Иль под волшебным покрывалом скрыться, —
О вездесущая, прозрю тебя.
В чистейшем юном росте кипариса,
Вседивновзросшая, прозрю тебя;
Живой волной канала заструишься, —
Вселасковая, в ней прозрю тебя.
Фонтан ли ввысь возносится, красуясь, —
Всерезвая, и в нем я зрю тебя;
Меняет образ облак, образуясь, —
Всеразноликая, я зрю тебя,
Ковер лугов, и он тебе порукой,
Всепестроэвездная, в нем зрю тебя;
И если вьется плющ тысячерукий, —
О Всесвязующая, зрю тебя[101].
Ну, в некотором смысле, это любовное стихотворение, потому что поэт обращается к женщине, которую именует разными, в высшей степени редкостными, именами и создает новые, несуществующие слова по-немецки и, следовательно, по-русски: «Всерезвая», «Всеразноликая», «Все-пестрозвездная», и так далее. Тут мы, конечно, должны понять, что это — высшая степень восторга. Восторга любви, но любви к целому творению. А способ, которым такие сложные слова создаются, — греческий, а не какой-нибудь; они созданы по модели греческих сложных слов, а вовсе не по восточному образцу.
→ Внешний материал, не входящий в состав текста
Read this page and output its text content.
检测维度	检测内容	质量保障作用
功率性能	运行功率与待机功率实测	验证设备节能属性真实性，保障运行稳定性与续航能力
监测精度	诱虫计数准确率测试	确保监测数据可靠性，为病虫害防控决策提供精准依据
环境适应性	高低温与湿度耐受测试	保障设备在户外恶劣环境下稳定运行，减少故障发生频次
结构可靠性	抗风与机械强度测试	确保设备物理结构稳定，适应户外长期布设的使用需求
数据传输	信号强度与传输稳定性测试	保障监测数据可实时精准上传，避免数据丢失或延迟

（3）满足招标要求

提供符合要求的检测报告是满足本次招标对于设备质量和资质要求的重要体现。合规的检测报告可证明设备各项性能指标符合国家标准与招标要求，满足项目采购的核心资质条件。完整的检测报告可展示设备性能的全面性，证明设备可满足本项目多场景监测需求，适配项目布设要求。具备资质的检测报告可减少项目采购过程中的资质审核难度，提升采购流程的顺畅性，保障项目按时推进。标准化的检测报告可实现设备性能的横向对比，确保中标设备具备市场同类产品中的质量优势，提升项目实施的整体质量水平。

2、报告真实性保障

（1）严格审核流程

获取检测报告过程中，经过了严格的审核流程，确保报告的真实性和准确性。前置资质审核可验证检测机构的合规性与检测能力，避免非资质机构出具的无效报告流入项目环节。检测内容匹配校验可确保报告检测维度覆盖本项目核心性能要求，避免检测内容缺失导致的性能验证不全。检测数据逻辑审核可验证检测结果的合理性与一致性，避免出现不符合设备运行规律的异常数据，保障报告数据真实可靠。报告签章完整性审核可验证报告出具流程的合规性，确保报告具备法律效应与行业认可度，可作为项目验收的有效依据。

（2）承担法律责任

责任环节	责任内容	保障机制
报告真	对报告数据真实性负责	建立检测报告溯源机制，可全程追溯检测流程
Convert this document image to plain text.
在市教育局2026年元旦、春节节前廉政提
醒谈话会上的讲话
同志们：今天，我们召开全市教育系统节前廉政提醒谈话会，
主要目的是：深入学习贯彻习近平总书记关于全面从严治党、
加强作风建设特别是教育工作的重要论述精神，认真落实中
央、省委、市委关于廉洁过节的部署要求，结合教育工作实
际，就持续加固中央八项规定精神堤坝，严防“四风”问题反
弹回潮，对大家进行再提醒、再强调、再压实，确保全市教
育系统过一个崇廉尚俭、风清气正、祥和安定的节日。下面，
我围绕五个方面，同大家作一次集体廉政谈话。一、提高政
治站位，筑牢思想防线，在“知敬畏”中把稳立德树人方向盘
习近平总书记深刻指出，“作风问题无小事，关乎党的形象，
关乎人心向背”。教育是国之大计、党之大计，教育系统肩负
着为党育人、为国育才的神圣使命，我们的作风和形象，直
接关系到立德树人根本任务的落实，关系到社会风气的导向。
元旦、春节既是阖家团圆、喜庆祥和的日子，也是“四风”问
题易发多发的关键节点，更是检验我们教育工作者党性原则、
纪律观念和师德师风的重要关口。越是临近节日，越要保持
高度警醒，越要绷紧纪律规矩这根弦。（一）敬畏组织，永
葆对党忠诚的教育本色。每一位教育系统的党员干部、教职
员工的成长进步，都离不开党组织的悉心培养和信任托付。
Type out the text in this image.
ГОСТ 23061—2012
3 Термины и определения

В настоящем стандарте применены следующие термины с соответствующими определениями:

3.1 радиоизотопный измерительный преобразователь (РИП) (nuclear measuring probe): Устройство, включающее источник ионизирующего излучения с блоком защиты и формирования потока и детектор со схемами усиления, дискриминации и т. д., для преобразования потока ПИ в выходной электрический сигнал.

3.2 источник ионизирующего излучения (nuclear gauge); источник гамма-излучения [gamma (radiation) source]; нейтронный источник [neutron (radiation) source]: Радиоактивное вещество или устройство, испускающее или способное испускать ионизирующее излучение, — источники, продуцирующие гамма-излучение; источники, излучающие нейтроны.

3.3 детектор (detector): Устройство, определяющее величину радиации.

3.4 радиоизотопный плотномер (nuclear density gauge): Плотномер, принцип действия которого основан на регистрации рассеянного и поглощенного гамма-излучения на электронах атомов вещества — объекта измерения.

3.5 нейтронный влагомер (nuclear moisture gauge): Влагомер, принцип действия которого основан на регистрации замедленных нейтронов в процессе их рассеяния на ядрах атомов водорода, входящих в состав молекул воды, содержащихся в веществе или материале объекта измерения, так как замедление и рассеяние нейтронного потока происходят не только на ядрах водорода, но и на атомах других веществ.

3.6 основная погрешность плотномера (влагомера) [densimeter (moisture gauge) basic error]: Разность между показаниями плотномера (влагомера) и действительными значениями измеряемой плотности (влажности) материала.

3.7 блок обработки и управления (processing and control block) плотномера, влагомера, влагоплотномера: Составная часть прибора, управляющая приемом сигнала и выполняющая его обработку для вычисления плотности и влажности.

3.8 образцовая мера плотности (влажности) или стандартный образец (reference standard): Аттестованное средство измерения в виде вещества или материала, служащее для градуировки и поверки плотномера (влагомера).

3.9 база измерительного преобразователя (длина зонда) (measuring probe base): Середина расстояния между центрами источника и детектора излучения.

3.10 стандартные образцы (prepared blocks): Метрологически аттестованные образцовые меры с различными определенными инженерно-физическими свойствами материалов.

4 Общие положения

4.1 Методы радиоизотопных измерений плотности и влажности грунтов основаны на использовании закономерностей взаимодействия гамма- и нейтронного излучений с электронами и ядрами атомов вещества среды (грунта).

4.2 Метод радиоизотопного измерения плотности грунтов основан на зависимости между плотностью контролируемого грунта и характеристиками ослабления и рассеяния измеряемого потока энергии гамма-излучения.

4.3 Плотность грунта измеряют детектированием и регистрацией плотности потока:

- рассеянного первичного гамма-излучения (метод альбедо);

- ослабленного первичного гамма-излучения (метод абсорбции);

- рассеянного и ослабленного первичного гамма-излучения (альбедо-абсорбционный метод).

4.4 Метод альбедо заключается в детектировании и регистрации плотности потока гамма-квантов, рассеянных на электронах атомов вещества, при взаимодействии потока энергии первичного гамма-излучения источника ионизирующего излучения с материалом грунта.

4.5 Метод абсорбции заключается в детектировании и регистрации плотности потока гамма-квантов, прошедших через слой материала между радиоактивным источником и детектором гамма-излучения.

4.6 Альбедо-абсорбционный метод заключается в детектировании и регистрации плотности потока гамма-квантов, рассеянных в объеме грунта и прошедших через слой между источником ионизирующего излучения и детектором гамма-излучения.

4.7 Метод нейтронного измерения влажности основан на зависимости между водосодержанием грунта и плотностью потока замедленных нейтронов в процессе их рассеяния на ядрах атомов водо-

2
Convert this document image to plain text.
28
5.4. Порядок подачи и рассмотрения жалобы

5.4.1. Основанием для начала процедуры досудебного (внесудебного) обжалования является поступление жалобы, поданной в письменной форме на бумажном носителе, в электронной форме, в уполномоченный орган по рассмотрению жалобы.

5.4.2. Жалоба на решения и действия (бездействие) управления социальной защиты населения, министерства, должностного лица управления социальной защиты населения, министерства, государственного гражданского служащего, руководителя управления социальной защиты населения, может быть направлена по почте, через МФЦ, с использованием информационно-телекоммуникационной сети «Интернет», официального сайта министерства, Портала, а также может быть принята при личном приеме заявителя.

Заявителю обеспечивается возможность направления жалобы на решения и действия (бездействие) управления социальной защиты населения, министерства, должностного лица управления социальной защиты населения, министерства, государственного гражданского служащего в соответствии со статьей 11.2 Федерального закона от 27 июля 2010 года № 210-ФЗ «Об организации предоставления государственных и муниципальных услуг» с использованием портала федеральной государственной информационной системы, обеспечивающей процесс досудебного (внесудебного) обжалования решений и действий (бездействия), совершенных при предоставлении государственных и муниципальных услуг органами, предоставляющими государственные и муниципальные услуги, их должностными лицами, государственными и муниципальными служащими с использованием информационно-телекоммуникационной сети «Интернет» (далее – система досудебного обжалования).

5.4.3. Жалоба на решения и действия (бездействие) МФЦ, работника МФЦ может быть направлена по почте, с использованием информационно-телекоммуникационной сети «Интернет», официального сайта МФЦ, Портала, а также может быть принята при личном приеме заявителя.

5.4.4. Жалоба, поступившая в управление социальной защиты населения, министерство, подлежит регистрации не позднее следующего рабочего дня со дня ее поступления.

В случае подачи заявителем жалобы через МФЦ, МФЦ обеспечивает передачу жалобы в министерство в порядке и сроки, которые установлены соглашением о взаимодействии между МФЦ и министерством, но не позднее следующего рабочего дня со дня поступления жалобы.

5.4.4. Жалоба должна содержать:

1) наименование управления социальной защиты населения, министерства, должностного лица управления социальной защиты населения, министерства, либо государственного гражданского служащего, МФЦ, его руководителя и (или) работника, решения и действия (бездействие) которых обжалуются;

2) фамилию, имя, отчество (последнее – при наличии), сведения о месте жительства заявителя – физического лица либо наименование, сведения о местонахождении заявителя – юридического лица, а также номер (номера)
Здесь шесть четверостиший, и вы заметили, что все время повторяется во второй, в каждой четной строке все одно и то же слово, «тебя». И, следовательно, эти шесть четверостиший обращаются в сплошной поток. Границы между строфами обязательно должны стираться, потому что есть повторяющееся слово и повторяющаяся рифма, которая как бы сама с собою рифмуется, и в этом то, что Гёте на минуту взял на себя обязательство быть восточным поэтом, который, как он говорил (в стихотворении «Песнь и изваяние»), погружает руку в воду, и ощущая движение волны, создает из неё свою форму.
Теперь давайте — просто для сравнения — обратимся к какому-нибудь восточному стихотворению. Чтобы убедиться, что это восточный прием. Мы с вами восточных языков не знаем, поэтому стихотворение — в переводе на русский язык. Это ранний арабский поэт VI века. Он пишет в той форме, которая для восточной поэзии определенной традиции является канонической и существует на протяжении многих сотен лет.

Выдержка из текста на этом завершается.